Ci facciamo mai la domanda su quale sia l’obiettivo che vogliamo raggiungere con le parole che usiamo nei nostri discorsi? Forse troppo poco. Quando esprimiamo la nostra opinione, perché lo facciamo? Per essere d’aiuto a chi ci ascolta, perché attraverso le nostre parole possa cambiare, possa vedere anche quella parte della verità che noi riusciamo a cogliere, o non piuttosto per far veder quanto siamo forti o ‘bravi’ con i nostri discorsi?
Il mio dubbio è che sia più il secondo obiettivo a prevalere. Perché, se davvero vogliamo aiutare l’altro a vedere ciò che noi vediamo, allora cercheremo il modo di avvicinarci a lui e di permettergli di avvicinarsi a noi, ai nostri pensieri.
Ma quando gli scagliamo addosso le nostre parole con violenza, con arroganza, con la pretesa di chi possiede tutta la verità, non ci poniamo nella posizione di chi vede l’altro come un povero mentecatto, un cretino che ‘non capisce niente’, che è completamente assoldato all’altra parte (politica o religiosa o ideologica)?
Ritorniamo alla vicenda di Eluana. Vorrei invitarla a riascoltare insieme certe parole, a sentirne il peso. A sentire l’effetto che queste possono avere in chi le ascolta con pensieri diversi. Guardi, le prendo, con il dispiacere per avercele trovate, proprio da questo giornale che ci ospita: «… ammazzata per fame e per sete… il padre come un qualsiasi genitore spartano che getti il proprio figlio disabile dal monte… cattolici pavidi… abominevole e ripugnante… una disabile innocente al patibolo… ragionamento nazista…».

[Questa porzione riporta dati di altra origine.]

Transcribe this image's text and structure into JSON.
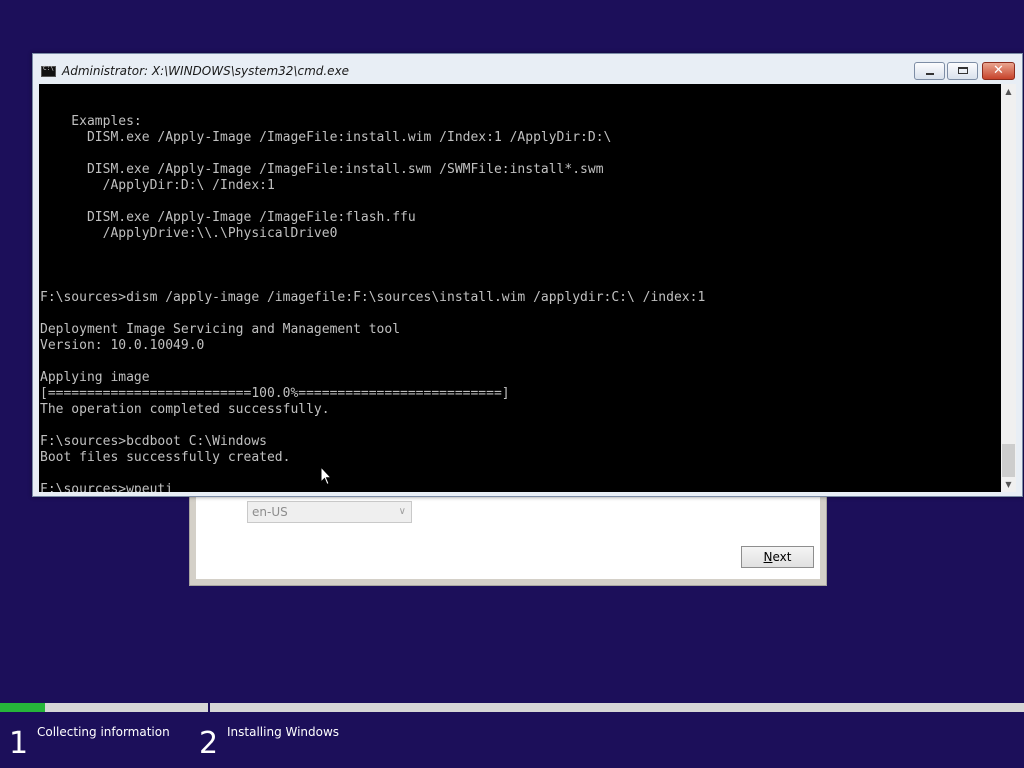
{
  "colors": {
    "desktop": "#1c0f5a",
    "console_bg": "#000000",
    "console_fg": "#c0c0c0",
    "progress_fill": "#26b63a"
  },
  "setup_dialog": {
    "locale_value": "en-US",
    "next_button": {
      "first_char": "N",
      "rest": "ext"
    }
  },
  "cmd_window": {
    "title": "Administrator: X:\\WINDOWS\\system32\\cmd.exe",
    "buttons": {
      "minimize": "minimize-icon",
      "maximize": "maximize-icon",
      "close": "close-icon"
    },
    "lines": [
      "",
      "    Examples:",
      "      DISM.exe /Apply-Image /ImageFile:install.wim /Index:1 /ApplyDir:D:\\",
      "",
      "      DISM.exe /Apply-Image /ImageFile:install.swm /SWMFile:install*.swm",
      "        /ApplyDir:D:\\ /Index:1",
      "",
      "      DISM.exe /Apply-Image /ImageFile:flash.ffu",
      "        /ApplyDrive:\\\\.\\PhysicalDrive0",
      "",
      "",
      "",
      "F:\\sources>dism /apply-image /imagefile:F:\\sources\\install.wim /applydir:C:\\ /index:1",
      "",
      "Deployment Image Servicing and Management tool",
      "Version: 10.0.10049.0",
      "",
      "Applying image",
      "[==========================100.0%==========================]",
      "The operation completed successfully.",
      "",
      "F:\\sources>bcdboot C:\\Windows",
      "Boot files successfully created.",
      ""
    ],
    "prompt_line": "F:\\sources>wpeuti"
  },
  "progress": {
    "fill_fraction": 0.044,
    "steps": [
      {
        "number": "1",
        "label": "Collecting information"
      },
      {
        "number": "2",
        "label": "Installing Windows"
      }
    ]
  }
}
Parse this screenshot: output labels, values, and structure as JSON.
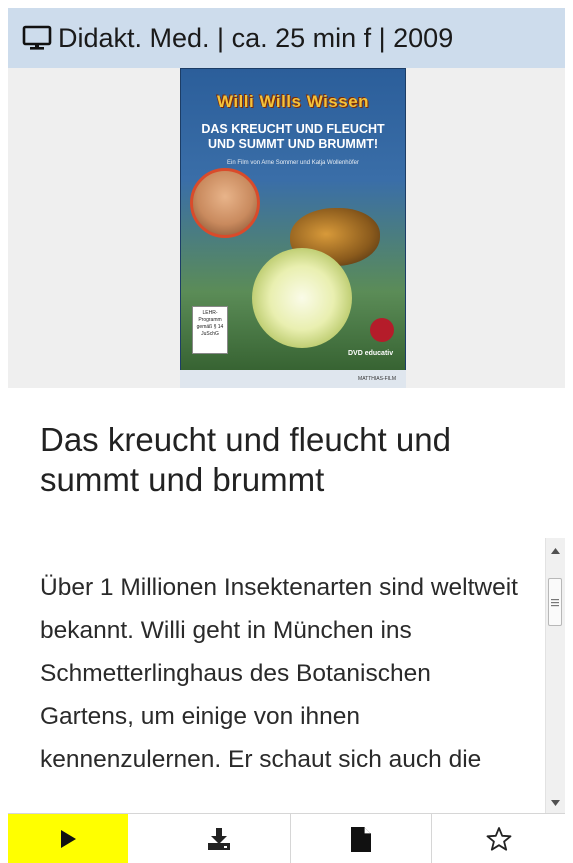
{
  "meta": {
    "icon": "monitor-icon",
    "text": "Didakt. Med. | ca. 25 min f | 2009"
  },
  "cover": {
    "brand": "Willi Wills Wissen",
    "headline": "Das kreucht und fleucht und summt und brummt!",
    "credit": "Ein Film von Arne Sommer und Katja Wollenhöfer",
    "rating": "LEHR-Programm gemäß § 14 JuSchG",
    "dvd": "DVD educativ",
    "publisher": "MATTHIAS-FILM"
  },
  "title": "Das kreucht und fleucht und summt und brummt",
  "description": "Über 1 Millionen Insektenarten sind weltweit bekannt. Willi geht in München ins Schmetterlinghaus des Botanischen Gartens, um einige von ihnen kennenzulernen. Er schaut sich auch die",
  "toolbar": {
    "play_icon": "play-icon",
    "download_icon": "download-icon",
    "document_icon": "document-icon",
    "star_icon": "star-icon",
    "play_highlight": "#ffff00"
  },
  "colors": {
    "meta_bar": "#cddcec",
    "cover_bg": "#efefef"
  }
}
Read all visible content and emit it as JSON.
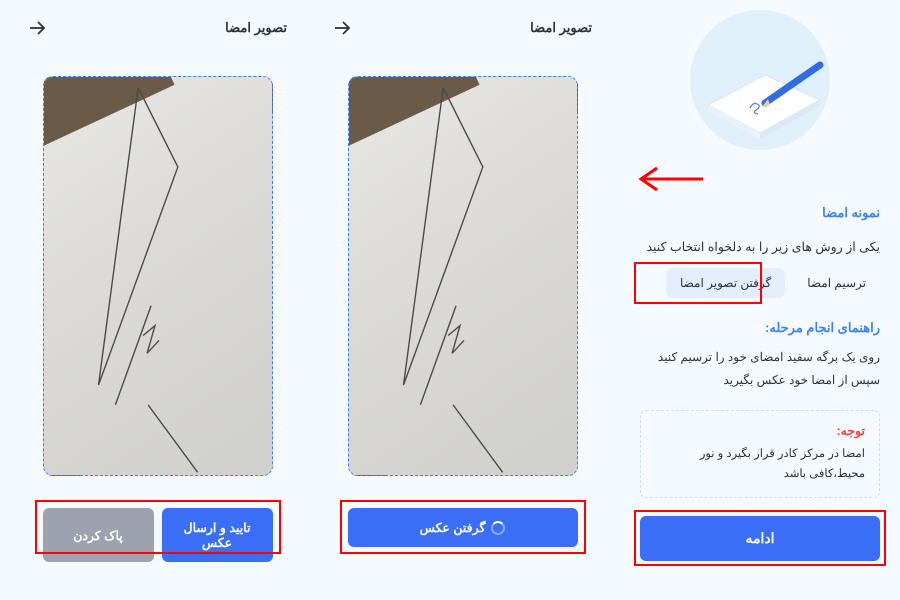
{
  "sidebar": {
    "sample_title": "نمونه امضا",
    "choose_text": "یکی از روش های زیر را به دلخواه انتخاب کنید",
    "tabs": {
      "draw": "ترسیم امضا",
      "capture": "گرفتن تصویر امضا"
    },
    "guide_title": "راهنمای انجام مرحله:",
    "guide_text": "روی یک برگه سفید امضای خود را ترسیم کنید سپس از امضا خود عکس بگیرید",
    "warning_title": "توجه:",
    "warning_text": "امضا در مرکز کادر قرار بگیرد و نور محیط،کافی باشد",
    "continue_label": "ادامه"
  },
  "panels": {
    "center": {
      "title": "تصویر امضا",
      "action": "گرفتن عکس"
    },
    "left": {
      "title": "تصویر امضا",
      "confirm": "تایید و ارسال عکس",
      "clear": "پاک کردن"
    }
  }
}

Caro Giulio, se lei sentisse tirarsi addosso queste parole per qualcosa che avesse fatto, si avvicinerebbe a chi le parla così, per cercare di comprendere ciò che le vuol dire? O non sarebbe piuttosto portato a chiudersi ancora di più nelle sue convinzioni e a rispondere con parole altrettanto pesanti e offensive?
Davvero dovremmo ricordarci sempre di chiederci quale obiettivo vogliamo raggiungere nell’esprimere le nostre idee. E, dato che anche lei è un credente, mi permetto ancora di prendere le parole che lo scrittore sacro ascolta dal Dio della Bibbia: “ io non godo della morte dell'empio, ma che egli desista dalla sua condotta e viva” (Ezechiele 33,11). La violenza (anche delle parole) richiama violenza e genera morte, la morte dell’incontro. Il dialogo e la conversione del cuore, per vivere, hanno bisogno di parole di pace.